Artificial Intelligence predicts best treatment for Covid-19 patients

Researchers have used Artificial Intelligence (AI) to predict which critically ill Covid-19 patients might respond to interventions carried out in an intensive care setting, such as proning – where patients are turned onto their fronts to get more oxygen into the lungs. This approach, where comprehensive patient data is analysed day-by-day, could be used to improve Covid-19 guidelines and determine the best clinical treatments.

The researchers, led by a team from Imperial College London and Royal Brompton and Harefield hospitals, for the Covid-ICU Consortium (a national alliance of clinicians researching the most effective treatments for Covid-19 patients), analysed data from 633 mechanically ventilated Covid-19 patients across 20 Intensive Care Units (ICUs) in the UK during the first wave of the Covid-19 outbreak (1 March – 31 August 2020). The team examined the importance of factors associated with disease progression, like blood clots and inflammation in the lungs, as well as treatments given and whether patients were discharged or, sadly, died. They used this data to design and train an AI tool that can identify how patients will respond to certain clinical interventions.

The researchers found that during the first wave of the pandemic, patients with blood clots or inflammation in the lungs, lower oxygen levels, lower blood pressure, and higher levels of lactic acid in the blood (a natural substance that builds up due to a lack of oxygen) were less likely to benefit from being placed in the prone position (on their front). Overall, pronation increased the level of oxygen in the body in only 45 per cent of patients. Going forwards, this information can be used to ensure that patients receive timely sequential interventions and their responses are assessed, and patients that do not respond can be referred for other interventions, such as extracorporeal membrane oxygenation (ECMO) – a life support machine that acts as an artificial heart and lungs to pump blood around the body.

First author and clinical science lead Dr Brijesh Patel, honorary consultant at Royal Brompton Hospital and clinical senior lecturer in cardiothoracic at Imperial College, said: “This AI approach will allow patient care to be streamlined so that the window of opportunity for interventions, such as ECMO, are not missed. ECMO is currently the last resort for Covid-19 patients and over 20 per cent of all patients on a mechanical ventilator were referred to one of the five adult ECMO centres in the UK. However, only 4 per cent received ECMO. This will have been due to a number of reasons, one of which is that some patients were not referred early enough.

“Our analysis shows that patients need to be referred for ECMO as soon as other less invasive interventions, such as proning, have been shown to not work and this AI tool enables clinicians to predict if patients will respond to proning. If they will not, patients may be referred to ECMO sooner. This national evaluation enabled us not only to examine disease course and how our management decisions affected this course, but importantly where we could improve.”
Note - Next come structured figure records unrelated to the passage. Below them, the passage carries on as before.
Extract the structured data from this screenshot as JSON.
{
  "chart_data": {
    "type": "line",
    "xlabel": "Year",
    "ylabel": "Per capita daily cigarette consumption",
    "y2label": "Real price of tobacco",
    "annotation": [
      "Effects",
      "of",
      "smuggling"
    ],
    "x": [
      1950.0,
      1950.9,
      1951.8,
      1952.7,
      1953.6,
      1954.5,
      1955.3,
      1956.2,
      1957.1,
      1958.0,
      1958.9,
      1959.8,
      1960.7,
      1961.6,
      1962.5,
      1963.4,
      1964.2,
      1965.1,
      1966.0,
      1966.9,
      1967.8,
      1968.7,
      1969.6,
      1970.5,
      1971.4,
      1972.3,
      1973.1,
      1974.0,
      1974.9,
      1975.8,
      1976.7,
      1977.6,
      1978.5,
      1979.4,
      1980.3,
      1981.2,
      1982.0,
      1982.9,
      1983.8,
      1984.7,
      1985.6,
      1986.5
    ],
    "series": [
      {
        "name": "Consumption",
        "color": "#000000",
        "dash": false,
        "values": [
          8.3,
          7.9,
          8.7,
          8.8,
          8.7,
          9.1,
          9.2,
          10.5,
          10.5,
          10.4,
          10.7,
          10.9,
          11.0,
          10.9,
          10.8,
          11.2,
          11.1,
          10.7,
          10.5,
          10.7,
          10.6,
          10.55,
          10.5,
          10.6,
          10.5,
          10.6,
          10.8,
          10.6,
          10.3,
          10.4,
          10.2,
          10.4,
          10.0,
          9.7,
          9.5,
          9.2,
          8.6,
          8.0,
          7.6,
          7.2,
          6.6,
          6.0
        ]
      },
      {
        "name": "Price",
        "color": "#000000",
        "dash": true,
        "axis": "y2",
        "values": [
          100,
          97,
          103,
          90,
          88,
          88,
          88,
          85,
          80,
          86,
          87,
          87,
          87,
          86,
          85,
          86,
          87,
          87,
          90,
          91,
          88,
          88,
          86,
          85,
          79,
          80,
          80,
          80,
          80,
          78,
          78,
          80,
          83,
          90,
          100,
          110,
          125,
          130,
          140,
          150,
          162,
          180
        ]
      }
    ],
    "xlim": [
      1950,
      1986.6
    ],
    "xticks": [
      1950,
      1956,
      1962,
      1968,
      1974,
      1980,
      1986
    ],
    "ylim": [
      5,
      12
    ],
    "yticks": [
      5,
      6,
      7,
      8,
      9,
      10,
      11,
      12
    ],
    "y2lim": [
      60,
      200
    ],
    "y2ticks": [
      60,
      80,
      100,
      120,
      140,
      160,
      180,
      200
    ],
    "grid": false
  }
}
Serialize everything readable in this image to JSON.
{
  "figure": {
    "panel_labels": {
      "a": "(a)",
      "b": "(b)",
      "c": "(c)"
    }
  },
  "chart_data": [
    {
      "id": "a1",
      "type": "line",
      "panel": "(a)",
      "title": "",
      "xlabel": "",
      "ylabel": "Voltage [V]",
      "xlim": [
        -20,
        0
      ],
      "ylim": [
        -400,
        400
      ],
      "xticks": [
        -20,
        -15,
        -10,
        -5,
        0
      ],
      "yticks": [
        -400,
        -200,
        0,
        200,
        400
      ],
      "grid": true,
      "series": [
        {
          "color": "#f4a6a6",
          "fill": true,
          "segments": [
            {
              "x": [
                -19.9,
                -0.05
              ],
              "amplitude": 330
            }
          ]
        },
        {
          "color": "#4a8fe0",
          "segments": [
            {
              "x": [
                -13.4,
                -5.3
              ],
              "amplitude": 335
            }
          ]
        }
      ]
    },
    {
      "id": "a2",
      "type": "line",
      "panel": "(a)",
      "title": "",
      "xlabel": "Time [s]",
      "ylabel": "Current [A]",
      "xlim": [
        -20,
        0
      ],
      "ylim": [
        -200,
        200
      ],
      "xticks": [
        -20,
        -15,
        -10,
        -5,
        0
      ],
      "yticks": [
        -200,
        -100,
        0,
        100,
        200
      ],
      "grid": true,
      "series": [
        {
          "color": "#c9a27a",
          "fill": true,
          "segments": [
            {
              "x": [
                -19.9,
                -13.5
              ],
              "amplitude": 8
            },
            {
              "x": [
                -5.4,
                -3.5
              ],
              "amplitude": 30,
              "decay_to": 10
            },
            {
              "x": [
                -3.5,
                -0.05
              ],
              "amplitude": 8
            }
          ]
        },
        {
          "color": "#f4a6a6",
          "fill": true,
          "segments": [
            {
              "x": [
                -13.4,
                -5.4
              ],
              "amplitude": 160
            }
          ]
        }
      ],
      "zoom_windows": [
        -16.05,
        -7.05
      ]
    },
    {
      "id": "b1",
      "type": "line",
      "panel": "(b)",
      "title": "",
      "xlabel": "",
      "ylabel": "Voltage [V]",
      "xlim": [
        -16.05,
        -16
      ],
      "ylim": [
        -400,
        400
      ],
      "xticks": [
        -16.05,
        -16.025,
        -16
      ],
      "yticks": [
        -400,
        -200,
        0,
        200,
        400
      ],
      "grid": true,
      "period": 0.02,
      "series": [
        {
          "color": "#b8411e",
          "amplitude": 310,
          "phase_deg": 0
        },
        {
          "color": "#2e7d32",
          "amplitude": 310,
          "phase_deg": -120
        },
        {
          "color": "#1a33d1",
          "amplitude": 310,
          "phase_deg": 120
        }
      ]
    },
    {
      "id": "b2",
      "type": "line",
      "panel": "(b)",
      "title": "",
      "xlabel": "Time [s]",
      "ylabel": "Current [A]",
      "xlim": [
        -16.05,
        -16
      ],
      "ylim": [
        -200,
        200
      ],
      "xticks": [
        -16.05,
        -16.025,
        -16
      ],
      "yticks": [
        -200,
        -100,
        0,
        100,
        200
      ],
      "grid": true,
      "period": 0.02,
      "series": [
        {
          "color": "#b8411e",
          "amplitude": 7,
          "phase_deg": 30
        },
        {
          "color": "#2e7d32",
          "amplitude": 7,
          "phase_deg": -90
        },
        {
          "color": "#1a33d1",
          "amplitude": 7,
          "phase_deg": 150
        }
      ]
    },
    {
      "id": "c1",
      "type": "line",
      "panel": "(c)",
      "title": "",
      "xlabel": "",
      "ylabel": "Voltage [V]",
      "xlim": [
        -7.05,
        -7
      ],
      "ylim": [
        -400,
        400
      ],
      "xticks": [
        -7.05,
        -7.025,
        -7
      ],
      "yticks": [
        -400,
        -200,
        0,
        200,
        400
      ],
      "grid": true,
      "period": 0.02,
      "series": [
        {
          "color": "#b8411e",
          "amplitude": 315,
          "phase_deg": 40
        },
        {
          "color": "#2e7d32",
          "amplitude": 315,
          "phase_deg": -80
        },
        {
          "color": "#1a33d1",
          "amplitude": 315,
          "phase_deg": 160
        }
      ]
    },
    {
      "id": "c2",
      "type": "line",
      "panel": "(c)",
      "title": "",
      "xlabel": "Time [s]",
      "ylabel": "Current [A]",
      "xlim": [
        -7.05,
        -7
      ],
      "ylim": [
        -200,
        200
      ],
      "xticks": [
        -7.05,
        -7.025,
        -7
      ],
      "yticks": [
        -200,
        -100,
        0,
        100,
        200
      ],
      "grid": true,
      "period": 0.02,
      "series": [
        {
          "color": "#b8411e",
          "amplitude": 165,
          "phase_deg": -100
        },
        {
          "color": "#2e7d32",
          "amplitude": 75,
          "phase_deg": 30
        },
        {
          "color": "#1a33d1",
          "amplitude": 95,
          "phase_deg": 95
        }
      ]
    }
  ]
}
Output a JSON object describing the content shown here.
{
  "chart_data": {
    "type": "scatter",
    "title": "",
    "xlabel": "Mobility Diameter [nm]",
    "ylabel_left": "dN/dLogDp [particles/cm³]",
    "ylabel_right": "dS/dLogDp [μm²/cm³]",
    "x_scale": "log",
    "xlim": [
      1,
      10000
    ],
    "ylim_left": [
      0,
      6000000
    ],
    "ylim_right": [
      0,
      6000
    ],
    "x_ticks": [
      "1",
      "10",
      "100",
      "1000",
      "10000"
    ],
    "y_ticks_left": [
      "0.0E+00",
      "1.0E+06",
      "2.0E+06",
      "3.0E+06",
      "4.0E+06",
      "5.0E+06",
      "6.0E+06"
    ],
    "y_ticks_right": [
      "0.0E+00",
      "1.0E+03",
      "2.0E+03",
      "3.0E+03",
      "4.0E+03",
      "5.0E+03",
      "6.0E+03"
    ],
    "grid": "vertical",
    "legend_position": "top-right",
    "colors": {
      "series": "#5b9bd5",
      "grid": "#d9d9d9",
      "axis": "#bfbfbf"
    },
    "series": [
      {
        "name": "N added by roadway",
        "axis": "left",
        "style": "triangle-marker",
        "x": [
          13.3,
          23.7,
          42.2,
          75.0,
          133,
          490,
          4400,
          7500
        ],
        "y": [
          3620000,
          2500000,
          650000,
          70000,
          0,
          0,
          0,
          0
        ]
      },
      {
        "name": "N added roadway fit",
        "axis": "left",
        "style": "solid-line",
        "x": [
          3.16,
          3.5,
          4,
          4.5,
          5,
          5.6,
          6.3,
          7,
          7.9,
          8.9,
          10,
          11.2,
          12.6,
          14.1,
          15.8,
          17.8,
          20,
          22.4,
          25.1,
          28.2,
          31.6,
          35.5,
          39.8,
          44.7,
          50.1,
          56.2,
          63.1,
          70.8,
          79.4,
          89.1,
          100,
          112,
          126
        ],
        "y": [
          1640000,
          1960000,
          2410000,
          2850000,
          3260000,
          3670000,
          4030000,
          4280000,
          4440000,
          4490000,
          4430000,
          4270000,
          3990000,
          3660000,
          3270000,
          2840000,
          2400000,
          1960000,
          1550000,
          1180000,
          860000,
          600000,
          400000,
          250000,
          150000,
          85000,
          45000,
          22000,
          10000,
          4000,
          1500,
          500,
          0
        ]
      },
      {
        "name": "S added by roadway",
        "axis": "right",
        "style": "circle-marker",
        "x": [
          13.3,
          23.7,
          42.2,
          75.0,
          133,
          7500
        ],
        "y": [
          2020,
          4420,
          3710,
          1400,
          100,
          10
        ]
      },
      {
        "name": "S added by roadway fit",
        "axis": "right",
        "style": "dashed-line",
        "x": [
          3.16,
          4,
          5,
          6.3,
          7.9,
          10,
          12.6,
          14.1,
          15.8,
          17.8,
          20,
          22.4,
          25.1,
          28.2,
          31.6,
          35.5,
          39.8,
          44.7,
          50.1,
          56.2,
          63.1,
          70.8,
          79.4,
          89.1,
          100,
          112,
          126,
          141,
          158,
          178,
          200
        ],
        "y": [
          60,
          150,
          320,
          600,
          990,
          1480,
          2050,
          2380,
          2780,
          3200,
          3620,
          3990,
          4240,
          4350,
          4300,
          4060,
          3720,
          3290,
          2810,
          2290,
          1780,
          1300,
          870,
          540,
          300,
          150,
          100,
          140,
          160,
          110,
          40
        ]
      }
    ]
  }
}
Dr Patel continued: “Most studies look at the health of patients on admission to ICU and whether they get better or, sadly, die. In ICU there is a huge amount of information which we use at the bedside to manage patients on a day-by-day basis. Our study focuses on how patients’ conditions changed daily. It helped focus our attention on which specific parameters matter the most, and how the importance of each parameter changes over time. This dynamic understanding is vitally important when trying to understand a new life-threatening disease and to know when and in whom each intervention works. We hope our findings will help and encourage more research to be undertaken that focuses on the daily needs of patients.”

Senior author and data science lead Professor Aldo Faisal, Director of Imperial’s Centre in AI for Healthcare at the Departments of Computing and Bioengineering, said: “More than one year on, we’re still learning how the course of Covid-19 affects the body, and how this can change day-by-day. Data science and the daily data feeds from ICUs across the country help us learn much faster how best to treat individual patients based on their daily symptoms and needs.”

This is the first study that examines daily clinical patient data, using AI to understand the clinical response to the rapidly changing needs of patients in ICU. It could be applied to potential future waves of the pandemic and other diseases treated in similar clinical settings.

The researchers continue to collect patient data and are currently curating data and analysing findings from the second wave of the pandemic. The study was co-funded by the Imperial College London Covid-19 Research Fund, Royal Brompton & Harefield Hospitals Charity, and NIHR Imperial Biomedical Research Centre, and is endorsed by the Intensive Care Society.

Natural history, trajectory, and management of mechanically ventilated COVID-19 patients in the United Kingdom by Brijesh Patel et al., published 11 May 2021 in Intensive Care Medicine.